Article Text
Abstract
Introduction/Background*Investigate the immunohistochemical (IHC) expression of biological markers as potential prognostic/therapeutic factors in vulvar squamous cell carcinoma (VSCC).
Methodology A series of 101 patients surgically treated at our Center from 2016 to 2020 were retrospectively enrolled: 53 node negative (Group A) and 48 node positive (Group B). A total of 146 samples, 101 primary tumor (T) and 45 nodal metastasis (N), were investigated. The IHC panel included: p16, p53, MLH1, MSH2, MSH6, PMS2, PD-L1, CD3, HER2/neu, ER, PR, EGFR, VEGF and CD31. The reactions were evaluated on qualitative and semi-quantitative scale. Generalized Linear Model (GLM) and Cluster analysis were performed in R statistical environment. A distance plot compared the IHC panel of T with the correspondent N.
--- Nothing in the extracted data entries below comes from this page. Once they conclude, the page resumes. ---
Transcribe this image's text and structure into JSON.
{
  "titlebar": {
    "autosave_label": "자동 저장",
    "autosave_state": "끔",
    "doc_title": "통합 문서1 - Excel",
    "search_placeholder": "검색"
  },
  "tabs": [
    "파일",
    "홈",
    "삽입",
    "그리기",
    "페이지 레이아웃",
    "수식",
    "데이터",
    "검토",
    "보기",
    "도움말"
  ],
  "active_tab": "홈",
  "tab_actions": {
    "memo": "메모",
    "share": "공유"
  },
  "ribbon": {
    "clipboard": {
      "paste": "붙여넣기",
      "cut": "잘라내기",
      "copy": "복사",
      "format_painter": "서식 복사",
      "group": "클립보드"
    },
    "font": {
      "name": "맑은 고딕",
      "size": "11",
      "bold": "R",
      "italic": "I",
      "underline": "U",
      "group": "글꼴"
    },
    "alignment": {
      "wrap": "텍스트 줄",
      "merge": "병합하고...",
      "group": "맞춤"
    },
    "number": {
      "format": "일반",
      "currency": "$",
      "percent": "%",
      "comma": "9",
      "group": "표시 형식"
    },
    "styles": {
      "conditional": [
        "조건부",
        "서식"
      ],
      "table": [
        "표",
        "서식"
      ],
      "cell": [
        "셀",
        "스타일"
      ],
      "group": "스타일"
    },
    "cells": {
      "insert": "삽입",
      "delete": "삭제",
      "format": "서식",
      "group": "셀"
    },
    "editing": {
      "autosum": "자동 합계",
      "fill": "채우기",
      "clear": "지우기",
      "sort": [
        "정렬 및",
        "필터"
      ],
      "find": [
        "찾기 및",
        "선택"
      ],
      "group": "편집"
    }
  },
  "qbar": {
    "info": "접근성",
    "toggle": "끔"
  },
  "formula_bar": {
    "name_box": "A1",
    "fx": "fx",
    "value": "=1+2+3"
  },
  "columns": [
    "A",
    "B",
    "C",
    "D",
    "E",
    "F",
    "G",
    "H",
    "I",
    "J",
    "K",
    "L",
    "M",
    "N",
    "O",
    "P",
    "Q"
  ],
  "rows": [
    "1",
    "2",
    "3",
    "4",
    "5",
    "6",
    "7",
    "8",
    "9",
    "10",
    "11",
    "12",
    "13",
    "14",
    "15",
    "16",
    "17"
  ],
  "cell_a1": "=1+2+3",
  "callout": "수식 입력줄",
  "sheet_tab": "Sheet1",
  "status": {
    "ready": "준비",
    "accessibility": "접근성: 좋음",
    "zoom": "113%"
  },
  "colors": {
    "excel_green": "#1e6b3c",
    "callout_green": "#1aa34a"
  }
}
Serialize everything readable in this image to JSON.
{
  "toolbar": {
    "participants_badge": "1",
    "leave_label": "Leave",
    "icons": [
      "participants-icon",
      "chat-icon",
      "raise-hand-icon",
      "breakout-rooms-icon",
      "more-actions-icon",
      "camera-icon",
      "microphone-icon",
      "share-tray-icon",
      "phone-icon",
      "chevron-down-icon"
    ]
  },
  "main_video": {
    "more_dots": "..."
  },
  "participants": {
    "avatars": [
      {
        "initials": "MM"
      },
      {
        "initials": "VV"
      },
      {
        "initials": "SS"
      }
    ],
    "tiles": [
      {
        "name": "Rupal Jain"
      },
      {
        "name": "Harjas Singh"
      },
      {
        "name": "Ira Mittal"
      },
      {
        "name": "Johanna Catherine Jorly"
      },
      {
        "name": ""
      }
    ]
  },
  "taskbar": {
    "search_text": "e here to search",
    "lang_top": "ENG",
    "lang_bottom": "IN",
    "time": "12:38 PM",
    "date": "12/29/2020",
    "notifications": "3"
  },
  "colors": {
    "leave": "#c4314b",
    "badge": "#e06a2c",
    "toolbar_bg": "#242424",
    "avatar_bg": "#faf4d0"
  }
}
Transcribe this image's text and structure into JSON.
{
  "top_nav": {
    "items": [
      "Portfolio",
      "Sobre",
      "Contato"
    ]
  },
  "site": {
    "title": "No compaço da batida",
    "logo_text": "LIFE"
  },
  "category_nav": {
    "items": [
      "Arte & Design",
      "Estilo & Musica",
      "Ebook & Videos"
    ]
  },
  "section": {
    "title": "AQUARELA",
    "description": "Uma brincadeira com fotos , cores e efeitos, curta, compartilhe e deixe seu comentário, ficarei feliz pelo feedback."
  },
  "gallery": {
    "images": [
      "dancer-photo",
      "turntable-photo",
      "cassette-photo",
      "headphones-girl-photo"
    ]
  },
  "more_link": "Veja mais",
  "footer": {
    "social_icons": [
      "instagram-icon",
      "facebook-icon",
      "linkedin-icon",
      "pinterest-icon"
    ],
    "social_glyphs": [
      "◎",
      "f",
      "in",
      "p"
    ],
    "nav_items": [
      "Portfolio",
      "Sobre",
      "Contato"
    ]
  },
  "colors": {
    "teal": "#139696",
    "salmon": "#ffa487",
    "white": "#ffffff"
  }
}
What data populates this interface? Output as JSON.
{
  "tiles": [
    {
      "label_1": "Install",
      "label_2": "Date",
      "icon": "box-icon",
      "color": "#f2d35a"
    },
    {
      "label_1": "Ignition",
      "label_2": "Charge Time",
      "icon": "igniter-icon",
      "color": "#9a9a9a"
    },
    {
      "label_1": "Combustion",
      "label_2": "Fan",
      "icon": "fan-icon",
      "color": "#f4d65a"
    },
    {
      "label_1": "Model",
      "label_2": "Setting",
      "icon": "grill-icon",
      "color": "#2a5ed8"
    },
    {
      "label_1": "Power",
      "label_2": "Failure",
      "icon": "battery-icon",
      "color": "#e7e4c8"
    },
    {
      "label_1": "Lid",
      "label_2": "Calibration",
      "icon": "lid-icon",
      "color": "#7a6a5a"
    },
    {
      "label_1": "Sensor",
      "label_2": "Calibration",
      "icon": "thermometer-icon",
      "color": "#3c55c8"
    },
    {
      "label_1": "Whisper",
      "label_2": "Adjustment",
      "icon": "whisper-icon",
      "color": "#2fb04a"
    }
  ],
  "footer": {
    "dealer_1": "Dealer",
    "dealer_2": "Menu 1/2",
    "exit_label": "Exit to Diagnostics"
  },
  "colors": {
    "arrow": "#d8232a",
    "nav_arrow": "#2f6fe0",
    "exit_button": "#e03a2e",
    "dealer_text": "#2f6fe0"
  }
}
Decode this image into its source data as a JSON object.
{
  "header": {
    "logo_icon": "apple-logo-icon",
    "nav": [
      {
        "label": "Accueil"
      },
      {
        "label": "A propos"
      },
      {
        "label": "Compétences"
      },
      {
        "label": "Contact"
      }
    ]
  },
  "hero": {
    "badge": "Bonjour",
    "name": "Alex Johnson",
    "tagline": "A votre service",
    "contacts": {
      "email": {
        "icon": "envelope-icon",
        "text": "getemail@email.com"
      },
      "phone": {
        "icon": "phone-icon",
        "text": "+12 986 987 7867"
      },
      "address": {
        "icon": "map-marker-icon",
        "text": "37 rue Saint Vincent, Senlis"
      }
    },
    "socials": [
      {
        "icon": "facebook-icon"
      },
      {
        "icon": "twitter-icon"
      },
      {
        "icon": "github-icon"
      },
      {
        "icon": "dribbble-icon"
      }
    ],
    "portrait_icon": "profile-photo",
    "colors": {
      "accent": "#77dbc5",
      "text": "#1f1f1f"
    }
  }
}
Result(s)*Mismatch repair proteins (MMR), ER, PR and HER2/neu were excluded from data analysis because of homogeneous expression in all samples. Group A: the p16-positive expression (surrogate of HPV-dependent pathway) was significantly higher (20.8% vs 6.2%, p = 0.04). Group B: PD-L1-positive and high EGFR expression were found respectively in 77.1% and 97.9% patients, (T and/or N). Overall, p16-negative tumors showed a higher PD-L1 expression (60.9% vs. 50.0%). In both groups tumoral immune infiltration (CD3 expression), was mainly moderate/intense (80% vs. 95%). VEGF showed strong/moderate-diffuse expression in 13.9% of T samples. CD31 was used to study tumoral micro vessel density (MVD) with no difference between Group A and Group B. p53 and PD-L1 showed a significant association with nodal metastasis. Odds ratio (OR) for p53 mutation was 4.26 (CI 95% = 1.14 – 15.87, p = 0.03); OR for PD-L1 positivity was 2.68 (CI 95% = 1.0 – 7.19, p < 0.05).
The cluster analysis identified 3 and 4 sub-groups of molecular profiles respectively in Group A and B, with no different prognosis. Moreover, the molecular profile of each N and corresponding T diverged significantly in 18/41 (43.9%) cases.
Conclusion*These results support a potential role of immune checkpoint inhibitors and anti-EGFR drugs in a subset of patients with VSCC, especially with worse prognosis (metastatic, HPV-independent). It is mandatory to repeat the panel in the metastatic site to identify changes of marker expression.